All this musing and contemplating the navel comes from thinking about lager and then thinking about the future for lager. Steady as she goes — bock, helles, dunkel, svelty lezak, North German, American, British craft, Pils, dry hopping, different hops and so on — with quality as the keyword? Or upwards and onwards towards a high tower of idiocy — how about a lager and cola mix? Or something that’s been infused with lemongrass and whatever else the brewer can find in his cupboard and make the money guys happy. Pass me the sick bucket is my reaction, but then if it works does it matter? Would you have a lager and cola mix after a pretty intense game of squash?
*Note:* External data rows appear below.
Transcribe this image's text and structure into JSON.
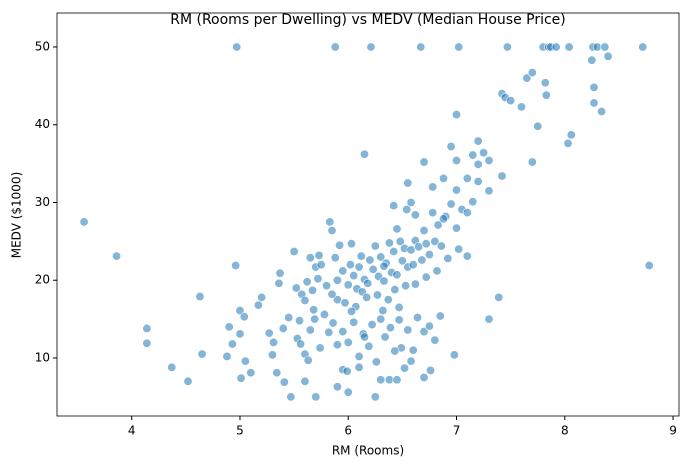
{
  "chart_data": {
    "type": "scatter",
    "title": "RM (Rooms per Dwelling) vs MEDV (Median House Price)",
    "x_label": "RM (Rooms)",
    "y_label": "MEDV ($1000)",
    "color": "#1f77b4",
    "xlim": [
      3.31,
      9.055
    ],
    "xticks": [
      4,
      5,
      6,
      7,
      8,
      9
    ],
    "ylim": [
      2.54,
      54.37
    ],
    "yticks": [
      10,
      20,
      30,
      40,
      50
    ],
    "x": [
      3.56,
      3.86,
      4.14,
      4.14,
      4.37,
      4.52,
      4.63,
      4.65,
      4.88,
      4.9,
      4.96,
      4.97,
      5.0,
      4.93,
      5.0,
      5.01,
      5.04,
      5.05,
      5.1,
      5.17,
      5.2,
      5.27,
      5.3,
      5.31,
      5.34,
      5.36,
      5.37,
      5.4,
      5.41,
      5.45,
      5.47,
      5.5,
      5.53,
      5.56,
      5.57,
      5.6,
      5.6,
      5.6,
      5.65,
      5.7,
      5.73,
      5.83,
      5.85,
      5.88,
      5.9,
      5.9,
      5.95,
      5.99,
      6.0,
      6.15,
      6.21,
      6.3,
      6.38,
      6.45,
      6.49,
      6.54,
      6.55,
      6.58,
      6.67,
      6.76,
      6.7,
      6.98,
      7.02,
      7.3,
      7.39,
      7.47,
      7.42,
      7.45,
      7.5,
      7.6,
      7.65,
      7.7,
      7.75,
      7.8,
      7.82,
      7.83,
      7.85,
      7.87,
      7.92,
      8.04,
      8.03,
      8.06,
      8.25,
      8.26,
      8.27,
      8.27,
      8.3,
      8.34,
      8.37,
      8.4,
      8.72,
      8.78,
      7.2,
      7.25,
      7.15,
      7.3,
      7.0,
      6.95,
      7.2,
      7.1,
      7.42,
      7.0,
      6.88,
      6.78,
      6.7,
      7.0,
      7.7,
      7.3,
      5.8,
      5.9,
      5.95,
      6.0,
      6.02,
      6.05,
      6.08,
      6.1,
      6.12,
      6.15,
      6.18,
      6.2,
      6.23,
      6.25,
      6.28,
      6.3,
      6.33,
      6.35,
      6.38,
      6.4,
      6.42,
      6.45,
      6.48,
      6.5,
      6.52,
      6.55,
      6.58,
      6.6,
      6.62,
      6.65,
      6.68,
      6.7,
      6.72,
      6.75,
      6.78,
      6.8,
      6.83,
      6.86,
      6.9,
      6.95,
      7.0,
      7.05,
      7.1,
      7.15,
      7.2,
      6.88,
      6.62,
      6.42,
      5.7,
      5.75,
      5.85,
      5.88,
      5.92,
      5.97,
      6.03,
      6.07,
      6.13,
      6.17,
      6.27,
      6.32,
      6.37,
      6.43,
      6.47,
      5.78,
      5.82,
      5.86,
      5.9,
      5.95,
      6.0,
      6.05,
      6.1,
      6.14,
      6.19,
      6.22,
      6.26,
      6.3,
      6.34,
      6.39,
      6.43,
      6.47,
      6.52,
      6.55,
      6.6,
      6.64,
      6.7,
      6.75,
      6.8,
      6.85,
      5.65,
      5.68,
      5.74,
      5.63,
      5.55,
      5.52,
      5.62,
      5.67,
      5.72,
      5.69,
      6.45,
      6.25,
      6.1,
      6.58,
      6.15,
      6.03,
      6.33,
      6.53,
      6.62,
      6.72,
      6.82,
      6.92,
      7.02,
      7.1
    ],
    "values": [
      27.5,
      23.1,
      13.8,
      11.9,
      8.8,
      7.0,
      17.9,
      10.5,
      10.2,
      14.0,
      21.9,
      50,
      13.1,
      11.8,
      16.1,
      7.4,
      15.3,
      9.6,
      8.1,
      16.8,
      17.8,
      13.2,
      10.4,
      12.0,
      8.1,
      19.6,
      20.9,
      13.8,
      6.9,
      15.2,
      5.0,
      23.7,
      12.5,
      11.8,
      18.2,
      10.5,
      17.4,
      7.0,
      22.9,
      5.0,
      23.2,
      27.5,
      26.4,
      50,
      6.3,
      17.5,
      8.5,
      8.3,
      5.6,
      36.2,
      50,
      7.2,
      7.2,
      26.6,
      11.3,
      29.1,
      32.5,
      30.0,
      50,
      8.4,
      7.5,
      10.4,
      50,
      15.0,
      17.8,
      50,
      44.0,
      43.5,
      43.1,
      42.3,
      46.0,
      46.7,
      39.8,
      50,
      45.4,
      43.8,
      50,
      50,
      50,
      50,
      37.6,
      38.7,
      48.3,
      50,
      44.8,
      42.8,
      50,
      41.7,
      50,
      48.8,
      50,
      21.9,
      37.9,
      36.4,
      36.1,
      35.4,
      35.4,
      37.2,
      34.9,
      33.1,
      33.4,
      31.6,
      33.1,
      32.0,
      35.2,
      41.3,
      35.2,
      31.5,
      19.3,
      20.0,
      21.2,
      19.4,
      22.0,
      20.6,
      18.9,
      21.7,
      23.1,
      20.1,
      19.6,
      22.6,
      21.4,
      24.4,
      20.5,
      23.0,
      19.9,
      22.2,
      24.8,
      21.0,
      23.7,
      20.7,
      25.0,
      22.5,
      24.1,
      21.7,
      23.9,
      22.0,
      25.1,
      24.3,
      22.6,
      26.4,
      24.7,
      23.3,
      28.7,
      25.0,
      27.1,
      24.4,
      28.2,
      29.8,
      26.7,
      29.1,
      28.7,
      30.1,
      32.7,
      27.9,
      28.4,
      29.6,
      21.7,
      22.0,
      18.2,
      22.9,
      24.5,
      17.1,
      24.7,
      16.6,
      18.5,
      17.8,
      18.1,
      16.1,
      17.5,
      18.8,
      16.5,
      15.6,
      13.3,
      14.5,
      11.7,
      13.4,
      12.0,
      14.6,
      10.2,
      13.1,
      11.5,
      14.3,
      9.5,
      15.0,
      12.7,
      13.9,
      10.9,
      14.9,
      8.7,
      13.6,
      11.0,
      15.2,
      13.4,
      14.1,
      12.3,
      15.4,
      13.6,
      16.2,
      11.3,
      9.7,
      14.8,
      19.0,
      19.8,
      18.7,
      20.2,
      15.0,
      7.2,
      5.0,
      8.8,
      9.6,
      12.7,
      16.0,
      21.8,
      19.3,
      19.5,
      20.4,
      21.2,
      22.8,
      24.0,
      23.1
    ]
  }
}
Even though your inner beer guy is screaming like that poor fella in the Edvard Munch picture. And even if you succumbed would you then feel part of the future? Or would it be a case of selective memory — as soon as you had quenched your thirst, this moment of madness would become an unperson and an unmemory. Maybe the future of beer (the beer itself, not the ads, the marketing, the guff and the stuff, but just the beer) is best left alone.
Wednesday, 11 August 2010
Crystal balls not needed here
Are we too busy rediscovering the past to think about the future when it comes to beer (I use the word beer rather than brewing, as invention and newness seem to be exceptionally snug bedfellows when it comes to brewing but rather more uncomfortable, though occasionally compliant, when it comes to beer)? Or is the future of beer (I don’t mean sales, marketing, drinking, pubs etc but the actual liquid in the glass) a course setting sail for that glorious place, Novelty Island. As those with the nose for burying it within dusty parchments of former brewing logs seem to have discovered (here and here), there seems to be nothing new under the sun, whether it’s imperial this or blending and aging that: all seem to have been done at one time or the other. Brewers are remembering the past and as I have written before this is fantastic, but it does seem that when novelty knocks on the vast door in the massive house that beer and all its family members do dwell what do we see — beer as clear as gin but as foul as the water in the fish pond in my back garden, though this grimy pool of fish faeces flavoured water doesn’t seem to put off the dogs when they develop a thirst (and they don’t even have the excuse of being bedazzled by canny marketing); or there might be beer infused with the sort of faux fruity confectionery that only children can really enjoy and make the dentist weep. Sometimes a new beer is a new beer by virtue of its new name, rather than anything else. That doesn’t make it a bad beer though: there are many versions of English bitter that I will drink and enjoy. On the other hand, you could say that a beer containing, for argument’s sake, sorghum, wheat, rye, raspberries, Goldings and Hallertau, saison yeast and Burtonised water was a new thing even if it sent your palate straight in a handcart to hell.